Bernardine sait sa biracialité. Elle combat, affronte les regards, se glisse dans un courant qui forge son caractère. Elle sait abattre les cartes, qui de l'as de pique ou de trèfle. Elle surmonte les difficultés et les défis. Ouverte, intensément libre, elle aime le théâtre, l'art dramatique, jongle avec son enfance et réinvente ses propres codes. Son père : le symbole de la vie publique, son art oratoire, « battant dans la sphère publique. Elle une penseuse du monde . Il tenait des discours à ses enfants au lieu de leur parler, tandis qu'elle nous racontait des histoires de sa propre enfance ».

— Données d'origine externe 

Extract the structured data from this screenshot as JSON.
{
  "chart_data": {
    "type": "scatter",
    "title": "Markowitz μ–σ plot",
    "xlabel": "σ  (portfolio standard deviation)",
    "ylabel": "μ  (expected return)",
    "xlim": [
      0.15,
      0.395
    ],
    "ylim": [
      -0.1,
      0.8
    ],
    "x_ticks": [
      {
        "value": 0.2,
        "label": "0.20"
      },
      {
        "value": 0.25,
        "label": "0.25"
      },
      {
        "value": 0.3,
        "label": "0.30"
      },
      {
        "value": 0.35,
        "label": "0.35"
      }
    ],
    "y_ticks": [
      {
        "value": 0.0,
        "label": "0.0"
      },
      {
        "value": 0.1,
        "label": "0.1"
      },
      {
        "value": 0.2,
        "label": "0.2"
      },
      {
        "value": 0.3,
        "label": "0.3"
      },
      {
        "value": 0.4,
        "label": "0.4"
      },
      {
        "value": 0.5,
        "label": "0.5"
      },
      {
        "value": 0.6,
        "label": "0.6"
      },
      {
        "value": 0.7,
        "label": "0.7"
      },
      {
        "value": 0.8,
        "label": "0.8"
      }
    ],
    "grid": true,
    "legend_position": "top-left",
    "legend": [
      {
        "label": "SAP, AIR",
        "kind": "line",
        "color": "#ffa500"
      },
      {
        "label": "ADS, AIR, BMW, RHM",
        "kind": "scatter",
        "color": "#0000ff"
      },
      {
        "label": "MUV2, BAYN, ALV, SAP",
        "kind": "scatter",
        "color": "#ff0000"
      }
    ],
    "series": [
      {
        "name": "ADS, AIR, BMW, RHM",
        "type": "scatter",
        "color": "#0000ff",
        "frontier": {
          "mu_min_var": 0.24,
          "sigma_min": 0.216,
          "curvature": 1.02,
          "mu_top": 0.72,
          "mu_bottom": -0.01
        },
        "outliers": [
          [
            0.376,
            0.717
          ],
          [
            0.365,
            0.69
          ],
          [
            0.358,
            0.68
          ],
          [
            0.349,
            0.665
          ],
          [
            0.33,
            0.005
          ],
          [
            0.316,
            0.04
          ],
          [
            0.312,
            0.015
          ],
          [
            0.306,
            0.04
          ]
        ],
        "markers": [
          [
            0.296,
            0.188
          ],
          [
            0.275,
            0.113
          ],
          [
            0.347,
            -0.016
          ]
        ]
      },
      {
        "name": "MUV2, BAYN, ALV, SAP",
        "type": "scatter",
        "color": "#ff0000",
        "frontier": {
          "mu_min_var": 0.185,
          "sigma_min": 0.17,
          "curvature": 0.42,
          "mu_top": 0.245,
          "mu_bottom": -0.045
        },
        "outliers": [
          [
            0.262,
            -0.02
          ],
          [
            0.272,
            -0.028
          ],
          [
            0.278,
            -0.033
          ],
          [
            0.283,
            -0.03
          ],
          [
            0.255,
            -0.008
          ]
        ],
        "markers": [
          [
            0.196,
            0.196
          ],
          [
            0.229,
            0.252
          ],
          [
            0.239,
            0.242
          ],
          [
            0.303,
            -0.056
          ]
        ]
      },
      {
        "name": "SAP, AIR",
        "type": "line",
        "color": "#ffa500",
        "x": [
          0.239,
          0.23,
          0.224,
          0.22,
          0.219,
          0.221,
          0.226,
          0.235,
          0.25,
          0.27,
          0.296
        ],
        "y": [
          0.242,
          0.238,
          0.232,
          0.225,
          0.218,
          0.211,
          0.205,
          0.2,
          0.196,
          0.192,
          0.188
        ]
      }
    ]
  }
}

Bernardine est exaltante. On admire sa ténacité, ses combats et ses quêtes existentielles. Son côté Diogène, ses attitudes et ses convictions féministes. Elle rassemble le puzzle de sa construction intime. Se cherche et se trouve en l'autre, l'amie et l'amante. Tombe dans le piège d'une perverse narcissique qui vivra à ses crochets jusqu'au jour de trop. Elle porte des couleurs vives et se moque des conventions puritaines d'une Angleterre froissée par ces artistes-femmes noires, qui jouent sur les planches, jonglent entre les décors conformistes et s'émancipent, altières et vénérables. On aime et on s'inspire de ce parcours de vie. Les expériences sexuelles comme des étincelles, trouver sa voie et enfin écrire, écrire, oser, et avoir foi en sa plume.
« Ma maison était mon sanctuaire, l'écriture ma priorité, et mon style de vie devait s'adapter à l'ambition qui venait de naître en moi : devenir une écrivaine publique ».
Elle se métamorphose, change les couleurs, cherche et trouve ses mutations, si près d'elle sans même le savoir. Les hommes, et approuver le corps à corps. La stabilité et la rigueur d'écriture, les rituels à l'instar d'une éthique.
Depuis 1994, une loi : celle de l'écriture. Surdouée et militante jusqu'au point final. Héritière de Toni Morrison : « Fille, femme, autre », « Mr. Loverman », « Des racines blondes », tous, l'aurore-boréale du renom. Résistante, intègre, admirable, Bernardine Evaristo offre avec « Manifesto » la voie des possibles et les forces pour affronter les vents contraires. Superbe, immense, « Manifesto » est un outil pour réapprendre ce qui nous aurait échappé : l'amour pour l'humanité et les valeurs militantes. Un manifeste qui semble un lâcher de crayons de couleur, une main tendue, une couverture de laine sur nos doutes et un adage : le libre-arbitre. Traduit de l'anglais (Royaume-Uni) par Françoise Adelstain.
Publié par les majeures Éditions Globe.